What is annual allowance?
Annual margin is the amount you can use for tax deductible pension accrual in a year. This margin only arises if you accrued too little pension in the previous year. The calculation looks at your income and any pension rights. If you have a pension shortfall, the annual margin is created. If you have no deficit, the annual margin is zero. The annual margin is always used in the current calendar year. Unused annual margin from this year cannot be used later.
What is an annuity premium?
An annuity premium is the amount you deposit for supplementary retirement. You do this through an annuity account, investment account or insurance. With this deposit, you build up capital for later. You usually receive the benefit from your retirement age. You pay this premium yourself as an entrepreneur. Only premiums you actually pay are eligible for deduction.
Annuity premium deduction
You may deduct annuity premiums if you have annual or reserve room. This deduction immediately reduces your taxable income. You only deduct premiums you have paid in that same calendar year. If you deposit more than allowed, the excess is not deductible. However, that amount will remain in your annuity. Upon later payment, this part will not be taxed again.

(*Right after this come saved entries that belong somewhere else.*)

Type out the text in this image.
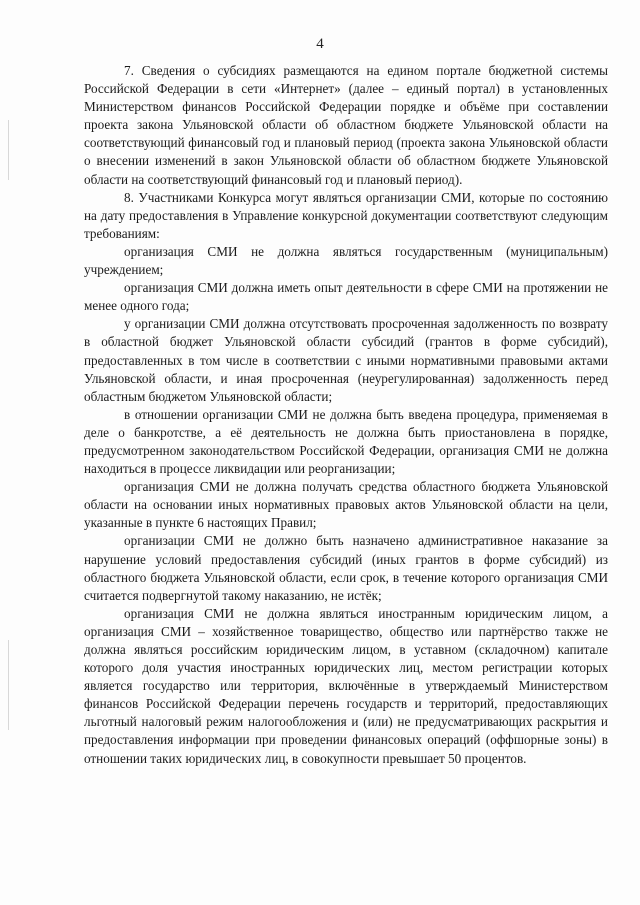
4

7. Сведения о субсидиях размещаются на едином портале бюджетной системы Российской Федерации в сети «Интернет» (далее – единый портал) в установленных Министерством финансов Российской Федерации порядке и объёме при составлении проекта закона Ульяновской области об областном бюджете Ульяновской области на соответствующий финансовый год и плановый период (проекта закона Ульяновской области о внесении изменений в закон Ульяновской области об областном бюджете Ульяновской области на соответствующий финансовый год и плановый период).

8. Участниками Конкурса могут являться организации СМИ, которые по состоянию на дату предоставления в Управление конкурсной документации соответствуют следующим требованиям:

организация СМИ не должна являться государственным (муниципальным) учреждением;

организация СМИ должна иметь опыт деятельности в сфере СМИ на протяжении не менее одного года;

у организации СМИ должна отсутствовать просроченная задолженность по возврату в областной бюджет Ульяновской области субсидий (грантов в форме субсидий), предоставленных в том числе в соответствии с иными нормативными правовыми актами Ульяновской области, и иная просроченная (неурегулированная) задолженность перед областным бюджетом Ульяновской области;

в отношении организации СМИ не должна быть введена процедура, применяемая в деле о банкротстве, а её деятельность не должна быть приостановлена в порядке, предусмотренном законодательством Российской Федерации, организация СМИ не должна находиться в процессе ликвидации или реорганизации;

организация СМИ не должна получать средства областного бюджета Ульяновской области на основании иных нормативных правовых актов Ульяновской области на цели, указанные в пункте 6 настоящих Правил;

организации СМИ не должно быть назначено административное наказание за нарушение условий предоставления субсидий (иных грантов в форме субсидий) из областного бюджета Ульяновской области, если срок, в течение которого организация СМИ считается подвергнутой такому наказанию, не истёк;

организация СМИ не должна являться иностранным юридическим лицом, а организация СМИ – хозяйственное товарищество, общество или партнёрство также не должна являться российским юридическим лицом, в уставном (складочном) капитале которого доля участия иностранных юридических лиц, местом регистрации которых является государство или территория, включённые в утверждаемый Министерством финансов Российской Федерации перечень государств и территорий, предоставляющих льготный налоговый режим налогообложения и (или) не предусматривающих раскрытия и предоставления информации при проведении финансовых операций (оффшорные зоны) в отношении таких юридических лиц, в совокупности превышает 50 процентов.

When do you have no annual allowance?
You have no annual allowance if you have no pension deficit. This is the case, for instance, if you have accumulated sufficient pension. Even with a low or no income, the annual margin can come to zero. In addition, the annual margin expires some time after reaching the state pension age. In that situation, you can only use the reserve margin. Without annual margin, you cannot deduct any new annuity premiums.
Calculate annual margin
The annual margin is calculated using data from the previous year. Since the Future Pensions Act, the annual margin is 30% of the contribution base. The contribution base is your income minus a fixed franchise. Any pension accrual is deducted from this. What remains is your annual margin for the current year. The tax authorities use fixed calculation rules for this.
What do you need?
For the calculation, you need some data from the previous year. Without this data, you cannot determine the annual margin correctly.

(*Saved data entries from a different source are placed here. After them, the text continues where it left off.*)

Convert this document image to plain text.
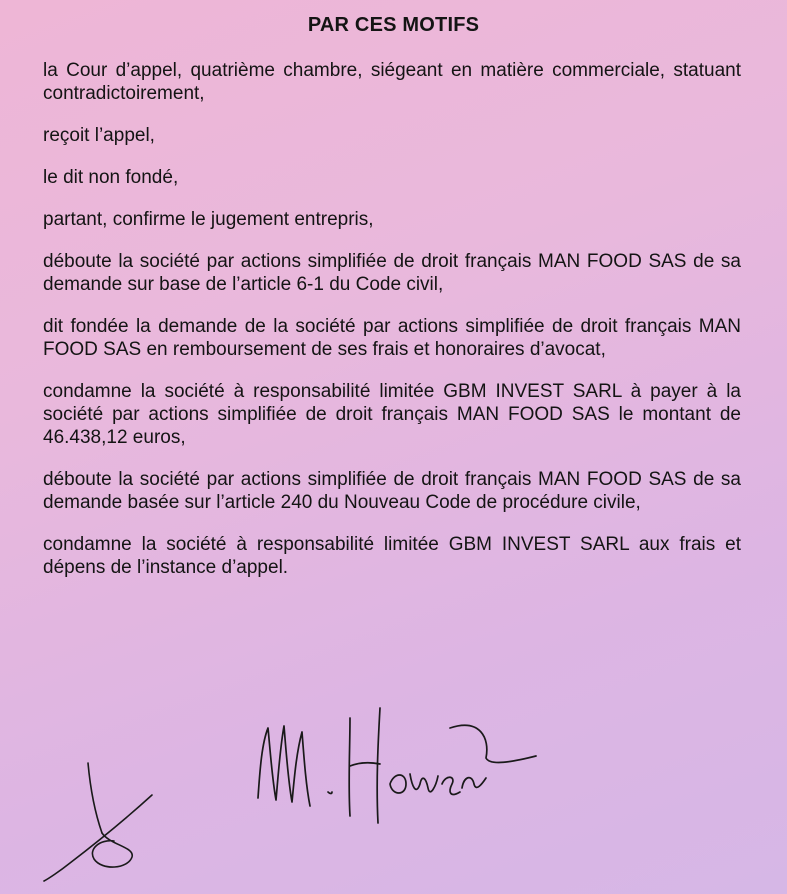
PAR CES MOTIFS

la Cour d’appel, quatrième chambre, siégeant en matière commerciale, statuant contradictoirement,

reçoit l’appel,

le dit non fondé,

partant, confirme le jugement entrepris,

déboute la société par actions simplifiée de droit français MAN FOOD SAS de sa demande sur base de l’article 6-1 du Code civil,

dit fondée la demande de la société par actions simplifiée de droit français MAN FOOD SAS en remboursement de ses frais et honoraires d’avocat,

condamne la société à responsabilité limitée GBM INVEST SARL à payer à la société par actions simplifiée de droit français MAN FOOD SAS le montant de 46.438,12 euros,

déboute la société par actions simplifiée de droit français MAN FOOD SAS de sa demande basée sur l’article 240 du Nouveau Code de procédure civile,

condamne la société à responsabilité limitée GBM INVEST SARL aux frais et dépens de l’instance d’appel.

- Your taxable income from the previous year.
- Data on pension accrual through an employer.
- The factor A from your pension statement, or €0 if you had no pension.
Sample annual allowance calculation
An example shows how the calculation works in practice.

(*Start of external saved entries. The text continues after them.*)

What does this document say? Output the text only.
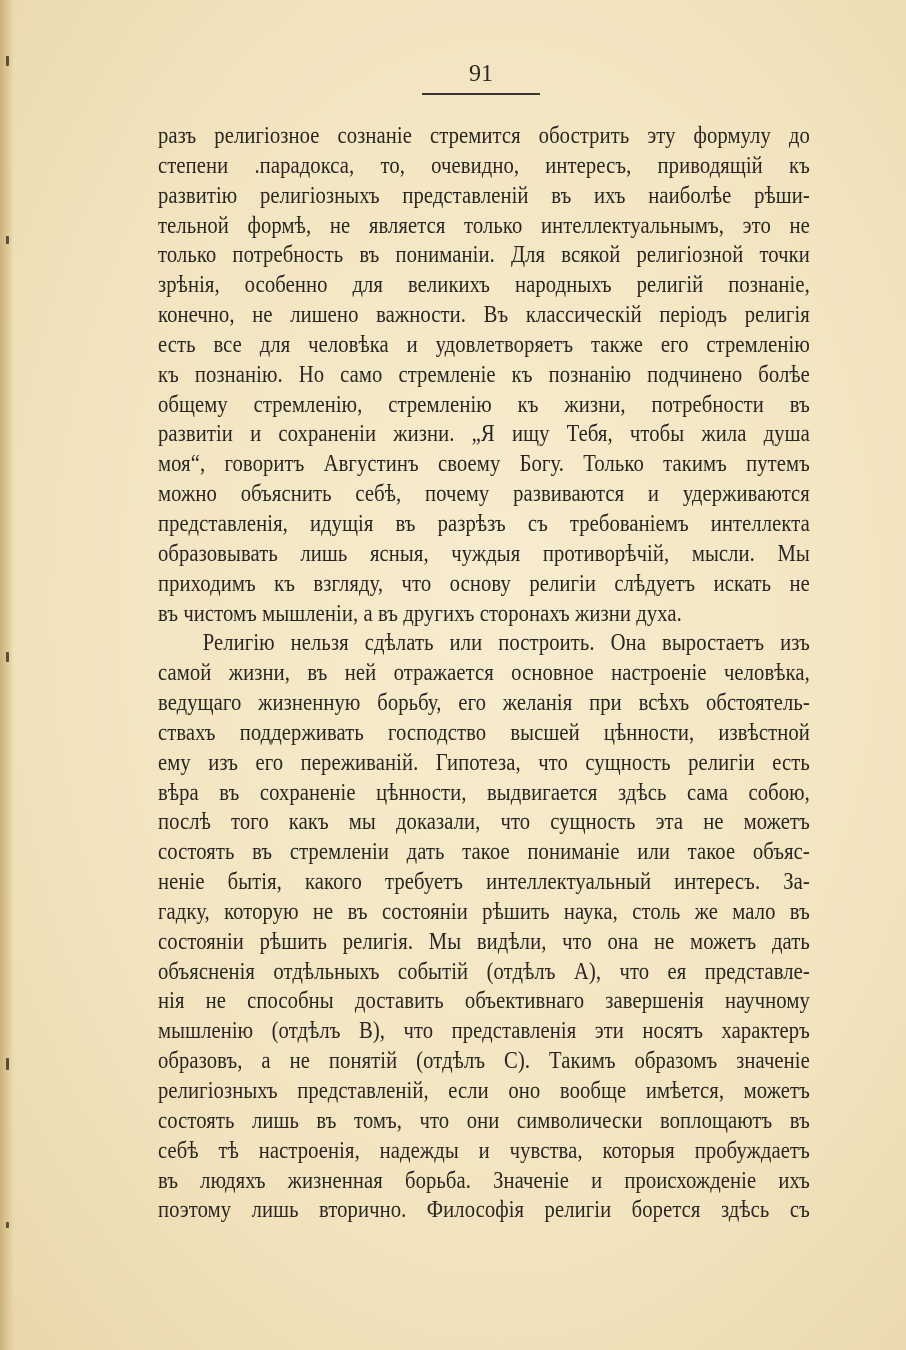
91
разъ религіозное сознаніе стремится обострить эту формулу до
степени .парадокса, то, очевидно, интересъ, приводящій къ
развитію религіозныхъ представленій въ ихъ наиболѣе рѣши-
тельной формѣ, не является только интеллектуальнымъ, это не
только потребность въ пониманіи. Для всякой религіозной точки
зрѣнія, особенно для великихъ народныхъ религій познаніе,
конечно, не лишено важности. Въ классическій періодъ религія
есть все для человѣка и удовлетворяетъ также его стремленію
къ познанію. Но само стремленіе къ познанію подчинено болѣе
общему стремленію, стремленію къ жизни, потребности въ
развитіи и сохраненіи жизни. „Я ищу Тебя, чтобы жила душа
моя“, говоритъ Августинъ своему Богу. Только такимъ путемъ
можно объяснить себѣ, почему развиваются и удерживаются
представленія, идущія въ разрѣзъ съ требованіемъ интеллекта
образовывать лишь ясныя, чуждыя противорѣчій, мысли. Мы
приходимъ къ взгляду, что основу религіи слѣдуетъ искать не
въ чистомъ мышленіи, а въ другихъ сторонахъ жизни духа.
Религію нельзя сдѣлать или построить. Она выростаетъ изъ
самой жизни, въ ней отражается основное настроеніе человѣка,
ведущаго жизненную борьбу, его желанія при всѣхъ обстоятель-
ствахъ поддерживать господство высшей цѣнности, извѣстной
ему изъ его переживаній. Гипотеза, что сущность религіи есть
вѣра въ сохраненіе цѣнности, выдвигается здѣсь сама собою,
послѣ того какъ мы доказали, что сущность эта не можетъ
состоять въ стремленіи дать такое пониманіе или такое объяс-
неніе бытія, какого требуетъ интеллектуальный интересъ. За-
гадку, которую не въ состояніи рѣшить наука, столь же мало въ
состояніи рѣшить религія. Мы видѣли, что она не можетъ дать
объясненія отдѣльныхъ событій (отдѣлъ А), что ея представле-
нія не способны доставить объективнаго завершенія научному
мышленію (отдѣлъ В), что представленія эти носятъ характеръ
образовъ, а не понятій (отдѣлъ С). Такимъ образомъ значеніе
религіозныхъ представленій, если оно вообще имѣется, можетъ
состоять лишь въ томъ, что они символически воплощаютъ въ
себѣ тѣ настроенія, надежды и чувства, которыя пробуждаетъ
въ людяхъ жизненная борьба. Значеніе и происхожденіе ихъ
поэтому лишь вторично. Философія религіи борется здѣсь съ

- Profit last year: €50000.
- Franchise: €18000.
- Premium base: €32000.
- Annual space: 30% of €32000 is €9600.
You may deposit this amount tax-deductible into an annuity this year.
Reservation space
Reserve space is unused annual space from previous years. You may still use this space in later years. You can use unused headroom up to ten years ago. A statutory maximum applies per year. Always use the oldest reserve margin first. Unused headroom expires over time.
Sample reserve space calculation
Reserve space also works with simple addition.
- Three years ago, you had €1500 annual allowance.
- You did not deposit anything in that year.
- This amount moves into reserve space.
In a later year, you may still use this €1500 to deduct an annuity premium, as long as you stay within the legal limits.
What is a pension gap?
A pension gap occurs when you do not accrue enough pension. This is common among self-employed people because you do not build up a pension through an employer. You usually only accrue AOW. Periods without work or with a low income also increase the shortfall. The pension gap determines whether you have annual margins. The larger the shortfall, the more tax space you have.
State pension as a basic pension
The AOW is the statutory basic pension. Everyone who lives or works in the Netherlands accrues it. The AOW provides a minimum income. For most people, this is insufficient to live comfortably on. That is why additional pension accrual is necessary. For self-employed people, this is usually done through an annuity.
Future Pensions Act (WTP)
The Future Pensions Act has increased the tax space for pension accrual. Since 2023, you can use 30% of the contribution base for annual margin. You can also use annual margin up to 10 years back. In addition, you are allowed to continue to deposit for longer after reaching the state pension age. This law makes pension accrual for entrepreneurs more flexible and attractive.
Summary
As a self-employed person, you have to build up your own pension. Annual allowance gives you tax space to do so. You use this space via an annuity. If you have space from previous years, you use reserve space. The state pension is only a basis. By actively using annual margin, you avoid an unnecessarily large pension gap.